California Wildfires: Land Management?

California is being devastated by fires once again, one destroying the entire town of Paradise, destroying homes, cars, and killing 25 people, a second fire rages in southern California northwest of LA causing multiple homes to burn in affluent Malibu and Oak Park.  A third fire has erupted in Ventura County.   They are truly a catastrophic perpetuation of California’s human and economic toll!

While wind speeds topping 55 mph have fueled the fires and rapidly propelled them leaving little time to evacuate, the cause of the fires has yet to be officially determined.   Dry, brittle groundcover, and winds have said to be the catalyst.

Within the devastation a fight is brewing regarding land management and fire prevention management. While the IAFF, International Association of Firefighters and the California Professional Firefighters Union have called out Trump’s comment that poor management has led to the devastation, there are facts that have been liberally manipulated to serve a purpose.

1)   Yes the Federal government is tasked with managing  a portion of California’s land, that land includes national parks, national forests, and national wildlife refuges. It does not include towns, cities, and metropolitan areas.

2)  While the IAFF stated that percentage of Federal land in California tops 60%, that is incorrect, it is 45.8% – a statistic they should know…

2)   Governor Jerry Brown has done little to nothing to mitigate the constant drought issues that plague California creating a continuum of environmental risk.

3)   FIREPAC, through the IAFF is among the top 1% largest PAC’s in the US, it is affiliated with the AFL-CIO whose efforts are predominantly political lobbying. They did NOT support Trump’s election.

4)  The president of IAFF is Harold Schaitberger who is also a member of the Homeland Security Advisory Council created March 2002 by Executive Order.  Council Members of HSCA include Bill Brattan, a Democrat, appointed by Obama.  A former NYC Police Commissioner appointed by Bill De-Blasio, he is also Co-Chair on the CBP Integrity Advisory Panel, formed as an adjunct to HSCA by Obama in 2014.

Unfortunately, the California fire situation is political.

According to the UN regarding Fire Management:   “From an assessment of megafires it was concluded that the main contributing elements of these wildfires are drought, fire meteorology, accumulation of fuel and homogenous or fire prone landscapes, which are often caused by lack of appropriate land management. 

Preventive landscape management is therefore needed and should include policy, cultural, technical, social, financial, organizational, economical and market aspects. 

For instance, large homogeneous forests and housing areas shouldn’t be established in regions with fire-prone vegetation, but different land uses should be combined to maintain mosaic features in the landscape with natural firebreaks.

Special attention should be paid to timing of certain agricultural activities e.g agricultural burning should take place before the dry season and before the surrounding landscapes turn fire-prone. Burning should also be avoided during the high winds and hottest time of the day. At the same time alternatives for agriculture fires might be developed.

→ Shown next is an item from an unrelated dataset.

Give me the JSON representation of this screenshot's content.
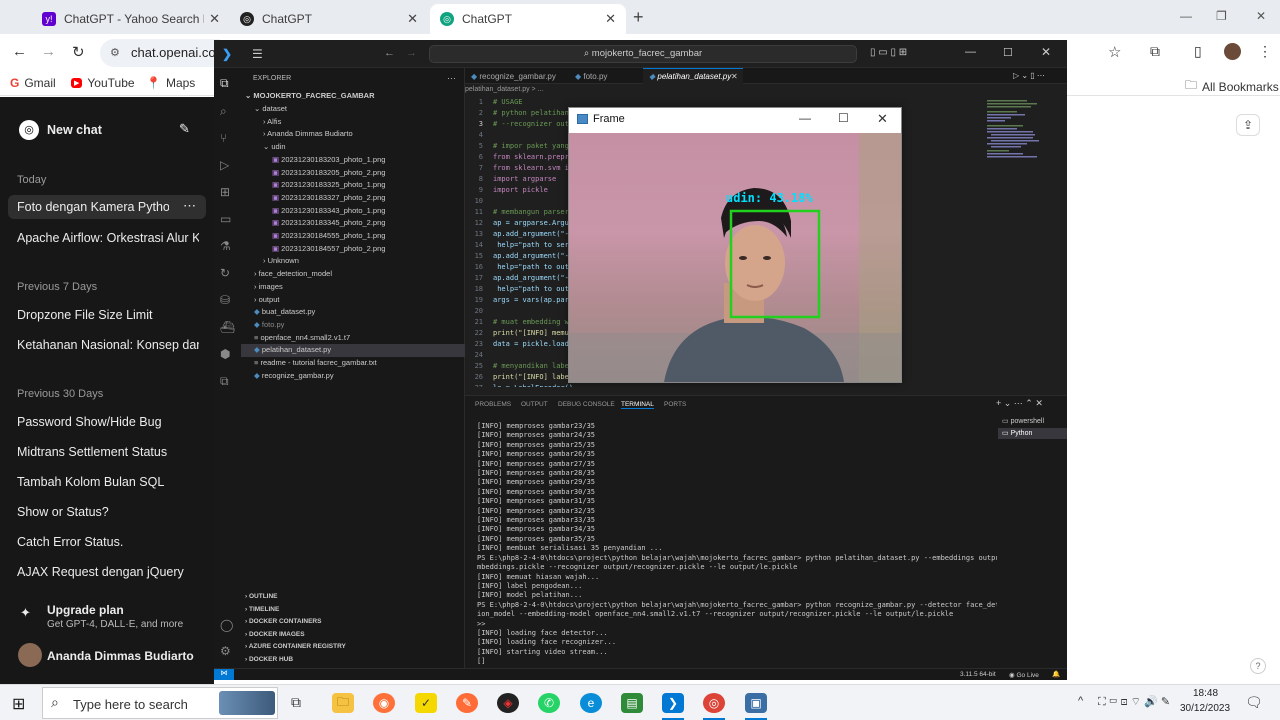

Local populations should be involved through participatory and/or community based approaches because they are often main actors in landscape management activities, they suffer directly from the fires which threaten their livelihoods and might also be involved in some of the fire causes.”

Bottom line – Land Management within towns, cities and communities should include drought control and landscape features including natural firebreaks.

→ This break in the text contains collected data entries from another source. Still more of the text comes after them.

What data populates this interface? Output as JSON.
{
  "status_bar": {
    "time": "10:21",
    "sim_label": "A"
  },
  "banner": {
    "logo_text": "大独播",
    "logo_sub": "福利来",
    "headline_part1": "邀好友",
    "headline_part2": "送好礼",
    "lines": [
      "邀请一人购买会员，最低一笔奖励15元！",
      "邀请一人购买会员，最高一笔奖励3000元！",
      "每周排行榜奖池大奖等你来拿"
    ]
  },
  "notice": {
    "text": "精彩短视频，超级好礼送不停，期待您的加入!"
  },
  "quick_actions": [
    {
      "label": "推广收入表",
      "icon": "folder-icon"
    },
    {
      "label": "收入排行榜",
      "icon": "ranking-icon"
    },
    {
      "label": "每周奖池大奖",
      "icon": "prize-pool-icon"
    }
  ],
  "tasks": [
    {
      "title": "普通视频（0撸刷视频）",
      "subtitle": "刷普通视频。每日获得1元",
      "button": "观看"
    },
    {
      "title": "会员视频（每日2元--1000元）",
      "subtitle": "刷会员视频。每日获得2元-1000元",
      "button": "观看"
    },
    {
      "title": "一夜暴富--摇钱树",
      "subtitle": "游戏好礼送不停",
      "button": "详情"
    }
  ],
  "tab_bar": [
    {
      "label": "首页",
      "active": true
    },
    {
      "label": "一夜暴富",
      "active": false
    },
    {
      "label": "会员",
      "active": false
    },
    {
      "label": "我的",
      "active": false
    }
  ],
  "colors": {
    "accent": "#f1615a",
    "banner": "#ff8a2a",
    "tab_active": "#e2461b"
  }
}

Is improper land management the fault of firefighters?  NO. But Trump never attributed such claims.  So why would Unions associated with Firefighters even enter the dialogue? Politics.

California is host to roughly 4,000 to 9,000 fires every year!  In 2007 and 2008 over 1.5million acres were scorched.

In 2017, California’s wildfires cost $180 billion.  California’s fire budget is $442million.  The remainder of the cost, $179,558,000,000, is paid for by taxpayers outside of California through Federal funds and increased insurance premiums.  California’s budget covered .2% of the cost.

California has been in the midst of one of the longest droughts in history lasting since December 2011 and continuing according to the US Bureau despite Gov Brown declaring it had ended in 2016.

Over 95% of fires are human caused, including intentional and negligence.

 

  • January 2017, Governor Jerry Brown released his state Budget which included: Emergency drought spending. While recent rains have drenched California, the governor’s emergency drought declaration is still in effect, and the new budget appropriates an additional $188 million in one-time resources for drought relief. Roughly half ($91 million) is allocated to CAL FIRE—the agency dedicated to fire protection and stewardship of the state’s forests—to enhance its firefighting capacities and support the removal of dead trees. The drought has contributed to widespread tree mortality, which has raised concerns that the dead trees might fuel future destructive wildfires.

And what happened to the torrential rains that drenched California?  The water evaporated unable to saturate the dry soil, there were no reservoir projects to capture the rain, and runoff spilled into the Pacific Ocean.

 

          Governor’s Budget Summary:   Based on aerial surveys, it is estimated over 102 million trees have died as a result of the drought and the effects of bark beetle infestation. In 2016 alone, it is estimated 62 million trees died and millions of additional trees are weakened and expected to die in the coming months and years. These dead and dying trees make forests more susceptible to destructive wild res and pose public safety risks from falling trees for residents and infrastructure in rural, forested communities. The Department of Forestry and Fire Protection (CAL FIRE) has identified high hazard zones within counties suffering tree mortality.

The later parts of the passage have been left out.